Penelitian yang dilakukan oleh University of North Carolina terhadap lebih dari 8.000 responden mengungkapkan bahwa perempuan yang telah menikah rata-rata mengalami kenaikan berat badan hingga 12 kilogram selama lima hingga enam tahun pertama pernikahan. Sementara itu, perempuan yang sedang menjalin hubungan asmara (pacaran) mengalami peningkatan berat badan rata-rata sebesar 6 kilogram.
Kondisi serupa juga ditemukan pada laki-laki. Pria yang sudah menikah cenderung mengalami kenaikan berat badan lebih cepat, yakni mencapai hampir 12 kilogram saat menginjak dua tahun usia pernikahan. Data ini memperkuat bukti adanya hubungan antara relasi romantis dengan peningkatan risiko obesitas pada pasangan.
Temuan ini sejalan dengan studi dari National Institute of Health yang menunjukkan bahwa pasangan baru yang cenderung bahagia memiliki kemungkinan dua kali lebih besar untuk bertambah berat badan. Sebaliknya, pasangan yang merasa tidak bahagia dalam hubungannya justru cenderung mengalami penurunan berat badan.
Para peneliti menyimpulkan bahwa fenomena ini terjadi karena pasangan yang bahagia merasa tidak perlu lagi menarik perhatian lawan jenis lain. Mereka telah menemukan sosok yang menerima mereka apa adanya, sehingga kewaspadaan terhadap bentuk tubuh cenderung berkurang.
Selain faktor psikologis, kenaikan berat badan ini juga dipengaruhi oleh faktor lingkungan yang bersifat "menular". Studi dari New England Journal of Medicine mencatat bahwa 37 persen individu mengalami penambahan berat badan seiring dengan bertambah gemuknya pasangan mereka.
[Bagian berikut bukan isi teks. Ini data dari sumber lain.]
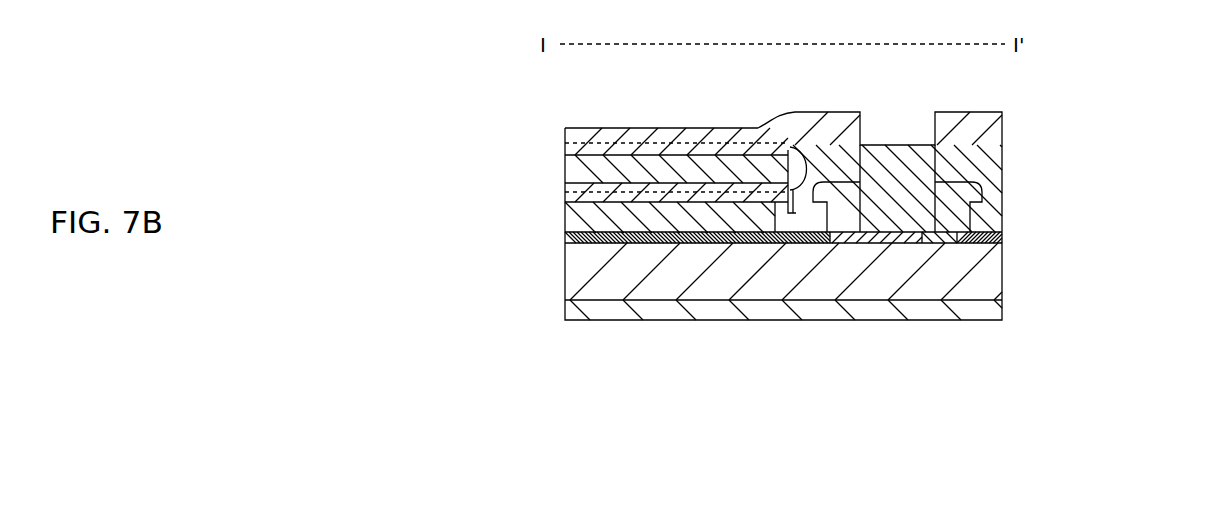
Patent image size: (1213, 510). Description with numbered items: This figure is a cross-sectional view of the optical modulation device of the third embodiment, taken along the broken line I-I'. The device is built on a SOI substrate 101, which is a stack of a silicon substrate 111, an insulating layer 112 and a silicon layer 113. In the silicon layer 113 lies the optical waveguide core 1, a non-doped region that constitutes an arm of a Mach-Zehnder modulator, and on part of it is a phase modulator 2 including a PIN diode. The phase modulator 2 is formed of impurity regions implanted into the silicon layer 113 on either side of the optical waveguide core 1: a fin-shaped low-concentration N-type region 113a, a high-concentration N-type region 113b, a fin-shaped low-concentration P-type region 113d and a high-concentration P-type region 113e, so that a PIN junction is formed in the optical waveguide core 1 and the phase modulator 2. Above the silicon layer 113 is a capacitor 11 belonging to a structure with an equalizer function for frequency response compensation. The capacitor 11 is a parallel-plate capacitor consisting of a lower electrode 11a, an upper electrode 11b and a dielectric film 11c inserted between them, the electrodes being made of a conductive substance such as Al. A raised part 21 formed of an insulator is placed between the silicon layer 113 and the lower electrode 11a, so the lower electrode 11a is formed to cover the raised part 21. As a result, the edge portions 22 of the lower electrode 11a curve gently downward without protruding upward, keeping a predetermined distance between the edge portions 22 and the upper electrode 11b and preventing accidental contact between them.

The optical waveguide core 1 is at (900, 150).
The phase modulator 2 is at (1067, 405).
The capacitor 11 is at (637, 222).
The lower electrode 11a is at (622, 188).
The upper electrode 11b is at (701, 134).
The dielectric film 11c is at (582, 168).
The raised part 21 is at (680, 212).
The edge portions 22 is at (790, 115).
The SOI substrate 101 is at (734, 267).
The silicon substrate 111 is at (576, 308).
The insulating layer 112 is at (576, 268).
The silicon layer 113 is at (768, 318).
The low-concentration N-type region 113a is at (865, 243).
The high-concentration N-type region 113b is at (768, 243).
The low-concentration P-type region 113d is at (930, 243).
The high-concentration P-type region 113e is at (985, 243).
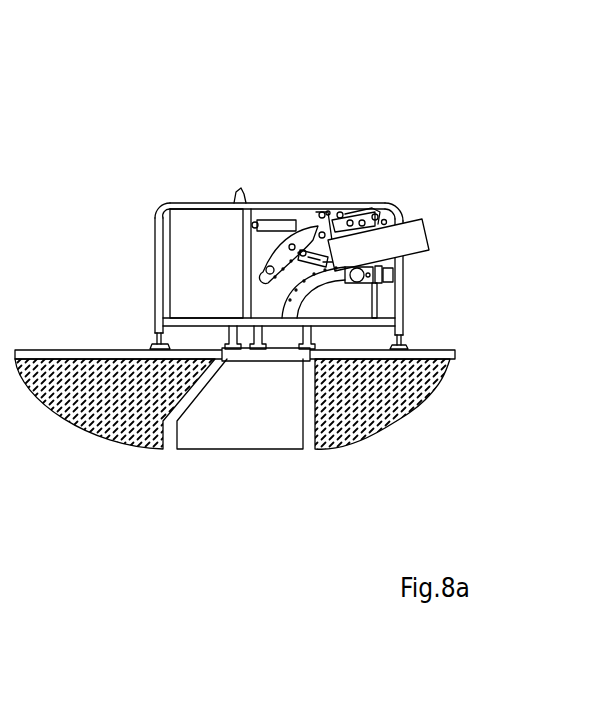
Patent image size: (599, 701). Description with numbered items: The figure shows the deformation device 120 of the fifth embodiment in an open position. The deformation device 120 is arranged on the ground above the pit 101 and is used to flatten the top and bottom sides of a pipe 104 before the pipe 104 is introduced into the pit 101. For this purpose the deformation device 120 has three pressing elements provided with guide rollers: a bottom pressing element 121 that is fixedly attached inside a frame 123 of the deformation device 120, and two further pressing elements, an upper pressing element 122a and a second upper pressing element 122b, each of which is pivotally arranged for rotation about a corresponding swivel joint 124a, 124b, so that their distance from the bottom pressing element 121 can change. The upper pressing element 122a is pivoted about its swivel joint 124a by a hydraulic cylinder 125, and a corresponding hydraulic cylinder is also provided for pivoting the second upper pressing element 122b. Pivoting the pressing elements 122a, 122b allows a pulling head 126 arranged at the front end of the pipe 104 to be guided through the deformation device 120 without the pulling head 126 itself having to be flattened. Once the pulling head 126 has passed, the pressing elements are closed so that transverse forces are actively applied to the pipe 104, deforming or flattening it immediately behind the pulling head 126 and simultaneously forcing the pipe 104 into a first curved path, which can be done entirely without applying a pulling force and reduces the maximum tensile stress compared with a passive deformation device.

The pit 101 is at (198, 385).
The deformation device 120 is at (316, 184).
The upper pressing element 122a is at (283, 252).
The hydraulic cylinder 125 is at (292, 221).
The swivel joint 124a is at (330, 214).
The second upper pressing element 122b is at (363, 212).
The swivel joint 124b is at (378, 214).
The pulling head 126 is at (386, 222).
The pipe 104 is at (410, 238).
The bottom pressing element 121 is at (376, 279).
The frame 123 is at (380, 308).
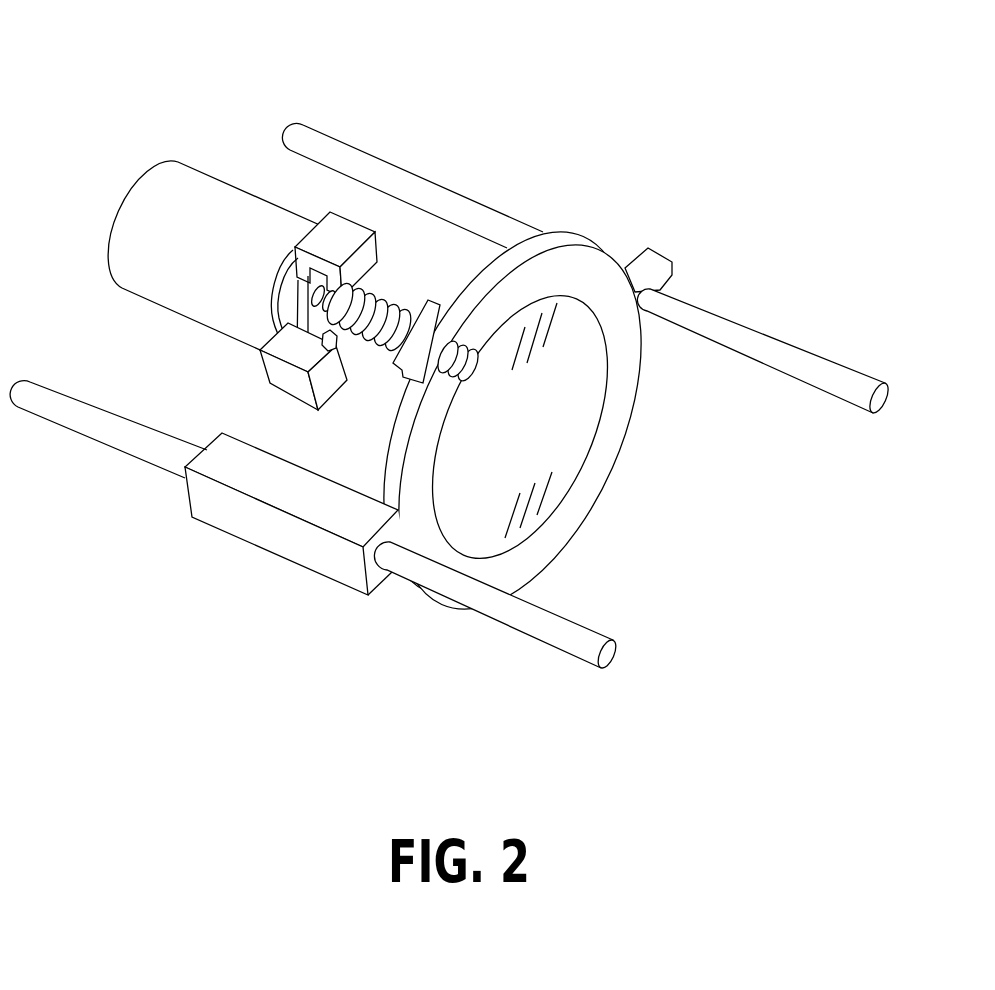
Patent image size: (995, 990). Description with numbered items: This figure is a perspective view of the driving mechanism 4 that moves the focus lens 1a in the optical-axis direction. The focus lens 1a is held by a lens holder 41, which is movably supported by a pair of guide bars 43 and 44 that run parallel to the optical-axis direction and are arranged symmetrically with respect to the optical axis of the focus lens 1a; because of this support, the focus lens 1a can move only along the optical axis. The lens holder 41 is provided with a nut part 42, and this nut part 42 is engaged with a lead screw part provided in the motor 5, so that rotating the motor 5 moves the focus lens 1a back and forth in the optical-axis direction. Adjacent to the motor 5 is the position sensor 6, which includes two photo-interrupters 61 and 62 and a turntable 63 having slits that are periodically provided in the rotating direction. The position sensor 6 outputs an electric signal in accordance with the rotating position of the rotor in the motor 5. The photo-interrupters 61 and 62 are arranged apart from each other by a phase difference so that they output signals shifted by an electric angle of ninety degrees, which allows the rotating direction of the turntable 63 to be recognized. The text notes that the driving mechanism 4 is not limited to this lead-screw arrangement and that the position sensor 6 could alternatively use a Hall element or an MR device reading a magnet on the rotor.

The focus lens 1a is at (563, 453).
The driving mechanism 4 is at (194, 610).
The lens holder 41 is at (595, 262).
The nut part 42 is at (455, 320).
The guide bar 43 is at (713, 318).
The guide bar 44 is at (494, 603).
The motor 5 is at (233, 213).
The position sensor 6 is at (245, 67).
The photo-interrupter 61 is at (278, 342).
The photo-interrupter 62 is at (342, 233).
The turntable 63 is at (385, 284).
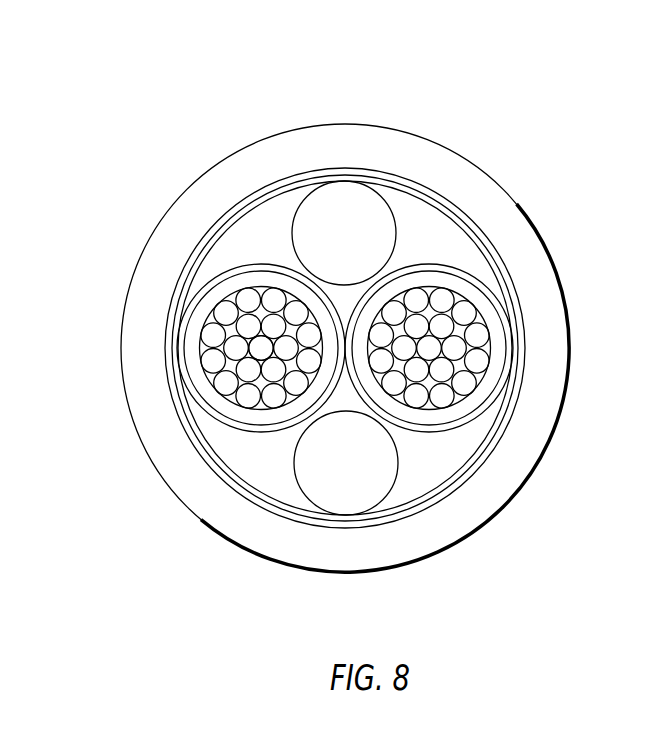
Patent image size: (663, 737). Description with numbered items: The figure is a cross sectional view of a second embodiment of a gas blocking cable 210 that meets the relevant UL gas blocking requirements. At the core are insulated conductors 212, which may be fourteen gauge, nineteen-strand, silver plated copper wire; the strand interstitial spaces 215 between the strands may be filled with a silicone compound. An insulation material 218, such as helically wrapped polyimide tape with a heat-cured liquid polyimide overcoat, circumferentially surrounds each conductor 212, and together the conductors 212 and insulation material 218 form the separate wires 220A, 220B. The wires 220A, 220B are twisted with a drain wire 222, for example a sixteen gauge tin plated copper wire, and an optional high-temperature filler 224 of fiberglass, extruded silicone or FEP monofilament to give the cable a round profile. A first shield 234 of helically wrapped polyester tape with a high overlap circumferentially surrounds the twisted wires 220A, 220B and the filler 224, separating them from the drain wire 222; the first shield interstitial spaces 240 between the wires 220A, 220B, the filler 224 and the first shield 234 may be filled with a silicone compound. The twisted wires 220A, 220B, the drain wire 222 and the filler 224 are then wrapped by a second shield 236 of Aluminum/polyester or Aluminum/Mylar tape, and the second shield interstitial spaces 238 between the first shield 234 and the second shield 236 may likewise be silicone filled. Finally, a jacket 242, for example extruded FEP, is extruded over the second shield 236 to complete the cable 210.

The gas blocking cable 210 is at (138, 83).
The insulated conductor 212 is at (261, 348).
The strand interstitial spaces 215 is at (231, 364).
The insulation material 218 is at (218, 406).
The wire 220A is at (186, 346).
The wire 220B is at (462, 421).
The drain wire 222 is at (343, 232).
The filler 224 is at (330, 442).
The first shield 234 is at (300, 513).
The second shield 236 is at (528, 347).
The second shield interstitial spaces 238 is at (442, 237).
The first shield interstitial spaces 240 is at (275, 491).
The jacket 242 is at (513, 469).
Hal ini disebabkan oleh proses adaptasi kebiasaan sehari-hari. Pasangan yang sering menghabiskan waktu bersama cenderung mengikuti pola makan dan gaya hidup satu sama lain. Sebaliknya, pasangan yang tidak harmonis cenderung menghindari waktu bersama, sehingga lebih sulit untuk beradaptasi dengan kebiasaan makan masing-masing.
Meskipun penelitian ini menunjukkan tren umum, kenaikan berat badan tidak selalu terjadi pada setiap pasangan karena dipengaruhi oleh berbagai faktor eksternal lainnya. Namun, sangat penting bagi setiap pasangan untuk saling memberikan pengaruh positif dalam menjaga gaya hidup sehat.